DuckDB group_by (1.06×). Within measurement noise. DuckDB’s SIMD-vectorized hash aggregation matches mskql on high-cardinality GROUP BY.

What the wire-level data got wrong

The wire-level benchmarks previously showed DuckDB winning full scans (2.9×), sorts (1.2–2.0×), and generate_series (2.9×). This was an artifact of comparing DuckDB’s in-process CLI (zero network) against mskql’s pgwire path (full TCP round-trip). In-process, mskql wins all three: full scan 13×, large sort 2.2×, generate_series 19×.

Where PostgreSQL wins

Mixed read/write throughput: 0.94×. PostgreSQL’s MVCC allows concurrent readers and writers without blocking. The mskql single-threaded executor serializes all queries.

7. Running It Yourself

In-process engine comparison (mskql vs DuckDB)

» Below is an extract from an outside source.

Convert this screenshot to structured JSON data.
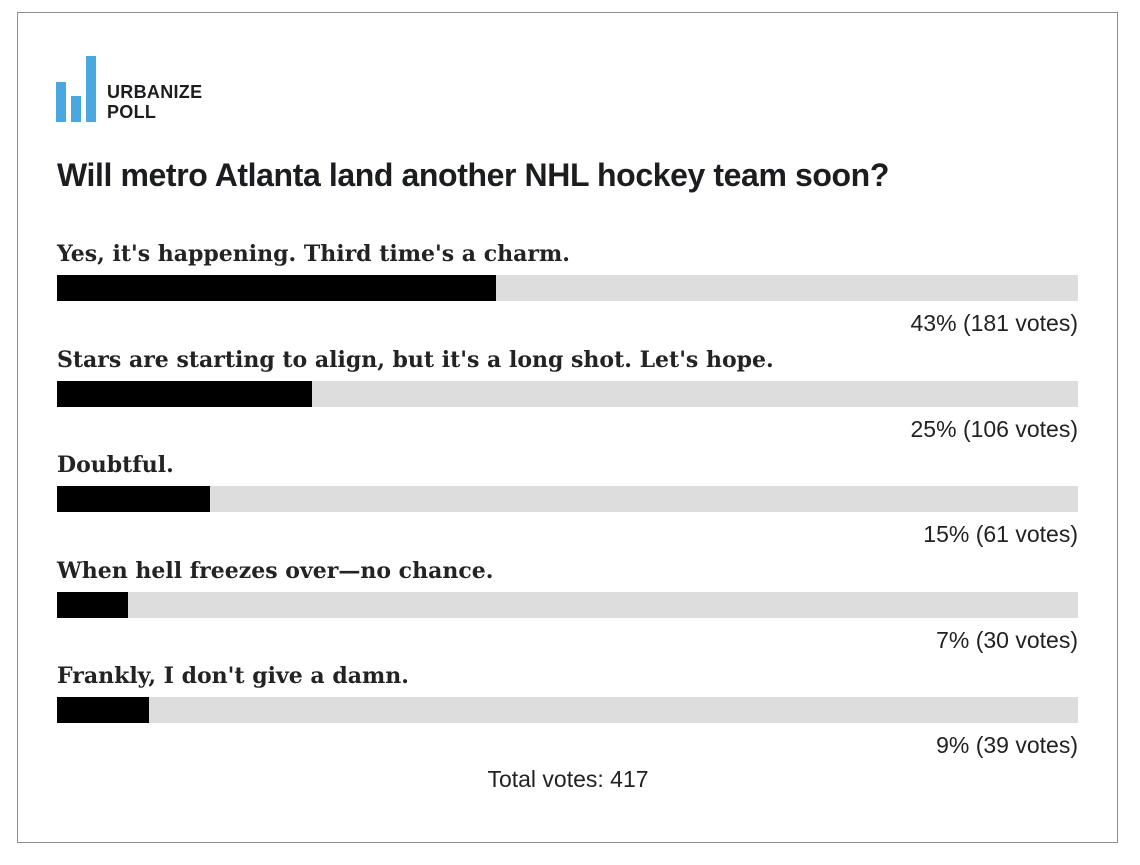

Wire-level batch latency (3-way)

Concurrent throughput (mskql vs PG)

The in-process benchmark links libmskql.a and libduckdb directly—no running servers needed. The batch script auto-creates a mskql_bench database in PostgreSQL if it doesn’t exist. The throughput benchmark requires libpq headers at build time.